Congress passes 1-week funding extension to avoid govt shutdown

28 Apr, 2017 17:35 / Updated 8 years ago

Both chambers of Congress have passed a one-week extension to the temporary budget that is funding the government. President Donald Trump is expected to sign the bill, despite it not containing funding for some of his recent demands.

The House and Senate each overwhelmingly passed a short-term spending bill, known as a continuing resolution, by noon on Friday, 12 hours before the government was set to shut down. It will allow the government to remain open for seven days at current spending levels.

The deadline has now been shifted to midnight next Friday evening, allowing lawmakers more time to hammer out ways to fund the government through the end of the fiscal year on September 30. Lawmakers have been battling over $1 trillion in spending priorities for months.

"Let's make sure these basics are done for the American people and then let's get about the important business of changing their tax code and making sure they have the best healthcare in the world," Representative Tom Cole (R-Oklahoma) said during the debate on the House floor.

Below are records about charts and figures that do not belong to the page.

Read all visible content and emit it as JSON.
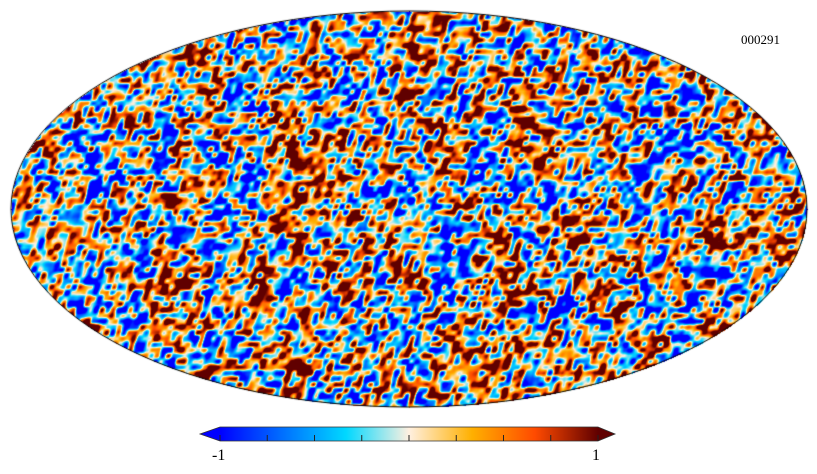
{
  "chart_data": {
    "type": "heatmap",
    "projection": "mollweide",
    "title": "000291",
    "colorbar": {
      "min": -1,
      "max": 1,
      "min_label": "-1",
      "max_label": "1",
      "tick_count": 9,
      "extend": "both",
      "colors": [
        "#0000ff",
        "#0070ff",
        "#00d8ff",
        "#fff0e0",
        "#ffb000",
        "#ff4a00",
        "#600000"
      ]
    }
  }
}
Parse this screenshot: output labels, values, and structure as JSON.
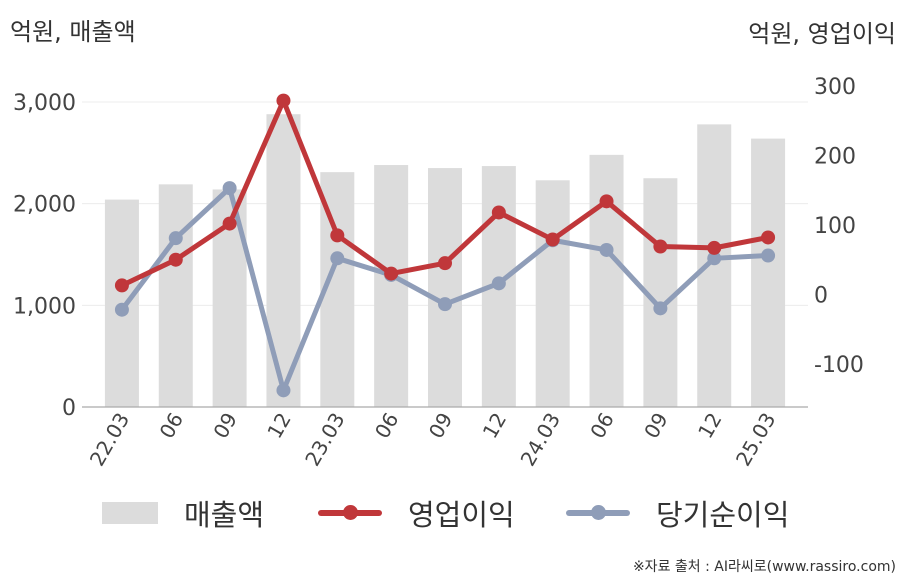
{
  "header": {
    "left_unit": "억원, 매출액",
    "right_unit": "억원, 영업이익"
  },
  "legend": {
    "sales": "매출액",
    "op": "영업이익",
    "net": "당기순이익"
  },
  "source": "※자료 출처 : AI라씨로(www.rassiro.com)",
  "colors": {
    "sales": "#dcdcdc",
    "op": "#c0373a",
    "net": "#8f9db8"
  },
  "chart_data": {
    "type": "bar",
    "categories": [
      "22.03",
      "06",
      "09",
      "12",
      "23.03",
      "06",
      "09",
      "12",
      "24.03",
      "06",
      "09",
      "12",
      "25.03"
    ],
    "series": [
      {
        "name": "매출액",
        "type": "bar",
        "axis": "left",
        "values": [
          2040,
          2190,
          2140,
          2880,
          2310,
          2380,
          2350,
          2370,
          2230,
          2480,
          2250,
          2780,
          2640
        ]
      },
      {
        "name": "영업이익",
        "type": "line",
        "axis": "right",
        "values": [
          13,
          50,
          102,
          279,
          85,
          30,
          45,
          118,
          79,
          134,
          69,
          67,
          82
        ]
      },
      {
        "name": "당기순이익",
        "type": "line",
        "axis": "right",
        "values": [
          -22,
          81,
          153,
          -138,
          52,
          28,
          -14,
          16,
          78,
          64,
          -20,
          52,
          56
        ]
      }
    ],
    "left_axis": {
      "ticks": [
        "0",
        "1,000",
        "2,000",
        "3,000"
      ],
      "tick_values": [
        0,
        1000,
        2000,
        3000
      ],
      "range": [
        0,
        3000
      ]
    },
    "right_axis": {
      "ticks": [
        "-100",
        "0",
        "100",
        "200",
        "300"
      ],
      "tick_values": [
        -100,
        0,
        100,
        200,
        300
      ],
      "range": [
        -162,
        300
      ]
    },
    "grid": true,
    "legend_position": "bottom"
  }
}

Trump originally demanded that the continuing resolution include funding for a border wall and not include funding for healthcare subsidy payments required under the Affordable Care Act, better known as Obamacare. However, Trump walked back those requirements over the last five days, allowing the various factions on Capitol Hill to come together on the funding extension.

"There's no Democratic objection," Senate Minority Leader Chuck Schumer (D-New York) told NBC News. "There's still some [issues] to be negotiated," on a long-term deal, "but the negotiators were up 'til 1:30 last night … so certainly we're willing to give it a few more days."

The passage of the continuing resolution is a minor victory for Republicans ahead of Trump’s 100th day in office. The GOP originally sought to try to repeal and replace Obamacare on Friday, a month after their first attempt crashed and burned. However, they announced Thursday night they still didn’t have enough votes within their own party to pass such a bill.

The government last shut down in October 2013. It took 16 days for Congress to craft compromise bills to both fund the government and lift the debt ceiling, ending the threat of default hours before the US was set to do so. The debt ceiling was raised again this March, at the urging of the Trump administration.